Robots Designed to Save Lives of Construction Workers Win Grand Prize
The Robotics and Mechanisms Laboratory (RoMeLa) of the College of Engineering at Virginia Tech won the grand prize at the 2008 International Capstone Design Fair with a trio of pole-climbing serpentine robots designed to take the place of construction workers tasked with dangerous jobs such as inspecting high-rises or underwater bridge piers.
Team RoMeLa scored the cash prize of 1 million won (won is the currency of South Korea) with its robots, the HyDRAS-Ascent (Hyper-redundant Discrete Robotic Articulated Serpentine for climbing), the HyDRAS-Ascent II, and CIRCA (Climbing Inspection Robot with Compressed Air), at the 2008 International Symposium on Educational Excellence 2008 competition. The event took place at Seoul National University of Technology in South Korea.
"The autonomous robots are designed to climb scaffolding and buildings by wrapping around a poll or beam and then rolling upward via an oscillating joint motion. Using built-in sensors and cameras, the robots would then inspect the structures or handle other dangerous tasks now done by humans," said Dennis Hong, director of Virginia Tech's Robotics and Mechanisms Laboratory and the faculty adviser on the project.
The robots are each roughly three feet in length and use a movement unique even in nature. The need for autonomous tools in the construction field is great. Hong cites a 2006 U.S. Bureau of Labor Statistics report that tracked the workplace deaths of 1,226 construction workers in 2006, an increase of 3 percent from 2005. The same report listed 809 deaths as a result of falls from raised structures such as scaffolding, Hong said.

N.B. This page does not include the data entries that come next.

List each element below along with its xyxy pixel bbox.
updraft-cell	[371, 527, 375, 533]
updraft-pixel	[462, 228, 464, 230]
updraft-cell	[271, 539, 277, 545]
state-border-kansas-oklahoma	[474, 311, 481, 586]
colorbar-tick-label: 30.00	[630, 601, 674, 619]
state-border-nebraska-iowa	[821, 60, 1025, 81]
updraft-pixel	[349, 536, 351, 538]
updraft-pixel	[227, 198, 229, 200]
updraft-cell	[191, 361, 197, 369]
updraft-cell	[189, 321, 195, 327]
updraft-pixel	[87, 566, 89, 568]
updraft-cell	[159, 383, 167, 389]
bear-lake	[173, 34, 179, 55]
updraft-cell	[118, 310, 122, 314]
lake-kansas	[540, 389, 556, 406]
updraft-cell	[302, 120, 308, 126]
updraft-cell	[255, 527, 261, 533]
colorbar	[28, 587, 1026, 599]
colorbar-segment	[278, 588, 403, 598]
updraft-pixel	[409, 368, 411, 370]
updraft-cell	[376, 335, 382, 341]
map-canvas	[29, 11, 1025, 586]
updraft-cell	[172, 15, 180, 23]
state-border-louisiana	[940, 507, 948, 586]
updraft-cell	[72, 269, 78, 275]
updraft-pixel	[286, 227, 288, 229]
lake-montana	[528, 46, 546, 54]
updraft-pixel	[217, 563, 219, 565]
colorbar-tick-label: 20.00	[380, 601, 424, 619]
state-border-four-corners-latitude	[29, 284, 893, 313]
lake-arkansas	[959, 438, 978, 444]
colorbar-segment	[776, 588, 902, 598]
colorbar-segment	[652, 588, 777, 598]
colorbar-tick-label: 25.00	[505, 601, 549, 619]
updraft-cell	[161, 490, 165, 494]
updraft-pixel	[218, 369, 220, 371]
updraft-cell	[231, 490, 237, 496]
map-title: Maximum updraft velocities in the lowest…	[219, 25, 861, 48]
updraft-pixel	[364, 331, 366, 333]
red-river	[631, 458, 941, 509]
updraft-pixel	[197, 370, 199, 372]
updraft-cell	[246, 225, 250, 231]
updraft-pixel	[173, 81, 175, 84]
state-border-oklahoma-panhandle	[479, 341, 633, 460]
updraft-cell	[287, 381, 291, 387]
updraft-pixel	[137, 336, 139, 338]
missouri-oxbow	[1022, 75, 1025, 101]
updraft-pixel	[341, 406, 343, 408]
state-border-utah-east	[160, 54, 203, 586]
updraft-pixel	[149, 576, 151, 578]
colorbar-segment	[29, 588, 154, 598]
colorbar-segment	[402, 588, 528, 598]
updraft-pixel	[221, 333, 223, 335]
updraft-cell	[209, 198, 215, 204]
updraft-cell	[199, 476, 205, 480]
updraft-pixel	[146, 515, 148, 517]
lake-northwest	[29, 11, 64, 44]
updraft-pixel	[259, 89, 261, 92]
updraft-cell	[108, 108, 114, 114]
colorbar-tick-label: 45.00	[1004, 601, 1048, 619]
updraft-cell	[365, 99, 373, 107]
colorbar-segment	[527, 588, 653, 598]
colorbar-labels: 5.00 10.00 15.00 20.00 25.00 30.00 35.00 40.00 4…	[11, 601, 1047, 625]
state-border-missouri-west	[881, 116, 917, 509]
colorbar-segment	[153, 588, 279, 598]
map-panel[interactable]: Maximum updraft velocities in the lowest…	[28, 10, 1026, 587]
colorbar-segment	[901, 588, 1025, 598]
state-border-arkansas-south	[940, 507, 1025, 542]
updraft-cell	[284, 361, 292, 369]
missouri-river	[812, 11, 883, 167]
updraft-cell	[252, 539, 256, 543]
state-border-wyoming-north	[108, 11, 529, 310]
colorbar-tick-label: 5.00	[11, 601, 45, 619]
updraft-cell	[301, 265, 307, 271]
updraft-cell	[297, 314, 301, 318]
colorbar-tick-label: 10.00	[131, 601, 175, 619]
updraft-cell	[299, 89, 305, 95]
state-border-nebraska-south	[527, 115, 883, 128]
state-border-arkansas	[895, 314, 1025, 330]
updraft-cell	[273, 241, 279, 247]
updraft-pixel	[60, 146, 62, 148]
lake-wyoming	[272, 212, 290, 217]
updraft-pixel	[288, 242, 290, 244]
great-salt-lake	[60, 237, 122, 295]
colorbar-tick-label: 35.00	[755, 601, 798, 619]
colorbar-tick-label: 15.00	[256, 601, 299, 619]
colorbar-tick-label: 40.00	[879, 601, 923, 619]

The HyDRAS robots operate using electric motors, while the CIRCA robot uses a compressed air muscle. "The use of compressed air makes this approach feasible by enabling it to be light weight, providing compliant actuation force for generating the gripping force for traction, and allowing it to use a simple discrete control scheme to activate the muscles in a predetermined sequence," Hong said. For now, the robots operate by a tethered wire attached to a laptop, but Hong and his students are reconfiguring the devices to function independently using an onboard microprocessor and power source.
"This family of novel robots will serve as a practical inspection tool for construction sites without putting workers in harm's way," he added.
The robots were developed by mechanical engineering students Gabriel Goldman of Richmond, Va., and Nick Thayer of Poquoson, Va., who are both currently pursuing mechanical engineering doctoral degrees at Virginia Tech. The remaining student developers, all of which are recent graduates, are Michael Bloom, Florian Böss, Cory Kaser, Vic Kassoff, David McDowell, Spencer Patton, and Jeff Philis.